“How did you ever survive, child?” Sestra Mirna pulled back and cupped my face. “When Basil locked everyone in the east wing, I assumed . . .” Her words drifted away as she waited for my explanation.
“I . . .” My thoughts warred between saving Yuliya—my priority—and justifying myself. “I was never locked in the east wing. Basil . . . he . . .” My throat grew thick with emotion. My gaze flitted to the library’s empty fireplace. Would no one in this convent dare to kindle a fire again?
“Yes? Where is he?” Sestra Mirna swallowed. The foreboding she felt, belying the hope in her voice, pounded through my body like a death toll.
“Basil died in the fire,” I said softly, slowly, unable to look away from her, though I wanted to. “A—a peasant man died, as well.”
The walls of the library seemed to shrink in as the sestra contemplated me, piecing together what I did say with what I didn’t. The ash-choked air grew thinner, my legs weaker. She took two steps back, shock and horror and profound disappointment etched across her wrinkled face. Only then did I notice her nursing apron and kerchief. They were stained with more blood . . . too much blood.

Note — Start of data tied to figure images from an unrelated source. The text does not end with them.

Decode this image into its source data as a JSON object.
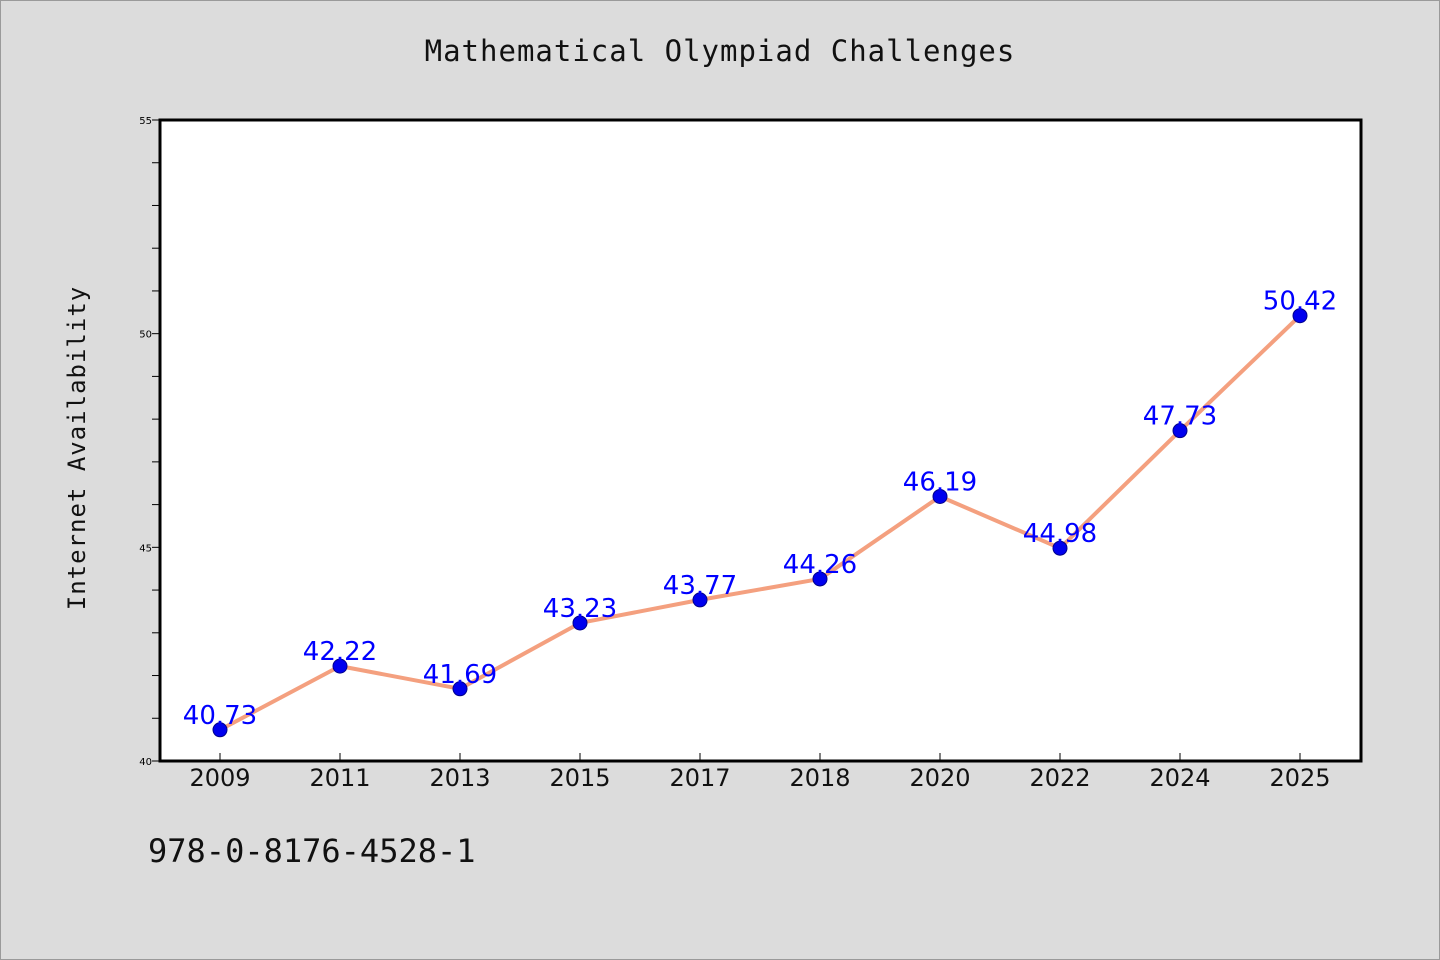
{
  "chart_data": {
    "type": "line",
    "title": "Mathematical Olympiad Challenges",
    "xlabel": "",
    "ylabel": "Internet Availability",
    "categories": [
      "2009",
      "2011",
      "2013",
      "2015",
      "2017",
      "2018",
      "2020",
      "2022",
      "2024",
      "2025"
    ],
    "values": [
      40.73,
      42.22,
      41.69,
      43.23,
      43.77,
      44.26,
      46.19,
      44.98,
      47.73,
      50.42
    ],
    "data_labels": [
      "40.73",
      "42.22",
      "41.69",
      "43.23",
      "43.77",
      "44.26",
      "46.19",
      "44.98",
      "47.73",
      "50.42"
    ],
    "ylim": [
      40,
      55
    ],
    "y_ticks": [
      "40",
      "45",
      "50",
      "55"
    ],
    "grid": false,
    "legend": "none",
    "colors": {
      "line": "#f4a07f",
      "marker": "#0000ee",
      "data_label": "#0000ff",
      "plot_background": "#ffffff",
      "page_background": "#dcdcdc"
    }
  },
  "footer": {
    "code": "978-0-8176-4528-1"
  }
}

I forced a ragged breath. Turned my attention to the prince. And drew back my shoulders to feign strength. “Yuliya is unwell. She cannot serve the emperor.” She is only unwell, she is only unwell.
“Yuliya is dead,” the sestra said flatly.
The air siphoned from my lungs. I gripped a chair for support and waited for the prince, the sestra—anyone—to contradict the words she’d just spoken. My tongue was a foreign object in my mouth. I couldn’t make it form words. All I could do was point an accusing finger at the abundance of red on Sestra Mirna’s apron. She did this. She bled Yuliya to death.
“The blood-letting worked,” she said, her voice still emotionless. “Yuliya’s fever broke. Then when the convent started burning and the flames barricaded me from assisting those in the east wing, Yuliya could no longer endure the suffering she felt from so many. She took a knife to her leg and”—she briefly looked down before returning her detached gaze—“she hit a large artery. The blood came too fast. She was gone within minutes.”
Every word she spoke came like a blow to my gut. I had done this, not she. I had locked the Auraseers away. Let the peasant man in. Allowed his insanity to overtake me. Allowed it to start a fire that burned everything, harmed everyone. Killed them. Killed my best friend.
I needed to sit. No, I had to stand. Pace. Leave. See Yuliya for myself. But my legs were made of lead. My heart was heavier. Because how could a person with any feeling do what I had done?
“Pardon me, but . . .”
Distractedly, my eyes wandered to Prince Anton, who had just spoken. He darted his gaze between the sestra and me, clearly uncomfortable with what he’d just witnessed between us. I could only imagine his discomfort if he knew what the sestra did—that I was guilty. He merely understood another Auraseer had died. What was she to him among so many who’d perished at this convent?
“That is to say,” the prince continued, “I’m very sorry for your losses. However—”
“You do not care about us or our losses,” I snapped, ignoring the prickling sense of fresh sorrow within me. It couldn’t possibly be coming from him. “You think only of your own.” I referred to the death of his mother, another monarch who surely didn’t mind that the Auraseers of her empire were herded like cattle and given a life akin to slavery.
Anton’s distinguished brows slid together until they almost touched, and his brown eyes hardened into stone. “You have my sympathy,” he said, “whether you choose to believe me or not isn’t my concern. I will not express it again.”
I clenched my teeth. Let him be angry. Anger was useful. I could leech onto it, let it blind me to far more painful emotions—to the image of Yuliya’s face, pasty and drained of life. To the terror she must have felt in her last living moments.
Anton broadened his chest and didn’t flinch from my stare. “I am required back at the palace in haste. The law”—an intense sentiment ignited in him at that word, so fleeting, however, I couldn’t name it—“also requires I bring the eldest Auraseer of Riaznin.”
“Sonya,” Sestra Mirna said.
“Yes?” I looked to her, but her eyes were fixed on the prince.
“The others are dead,” she said. “Yuliya is dead. Sonya is the eldest.”
CHAPTER FOUR
A HORRIBLE CONCOCTION OF AMAZEMENT AND DREAD churned in my stomach. Judging by the slack-jawed look on Anton’s face, his emotions were the same and compounded those within me. Our eyes met with mutual displeasure.
“Is there no one else?” Anton asked Sestra Mirna in a low voice, as if somehow I wouldn’t be able to hear him.
“The remaining two are but children.”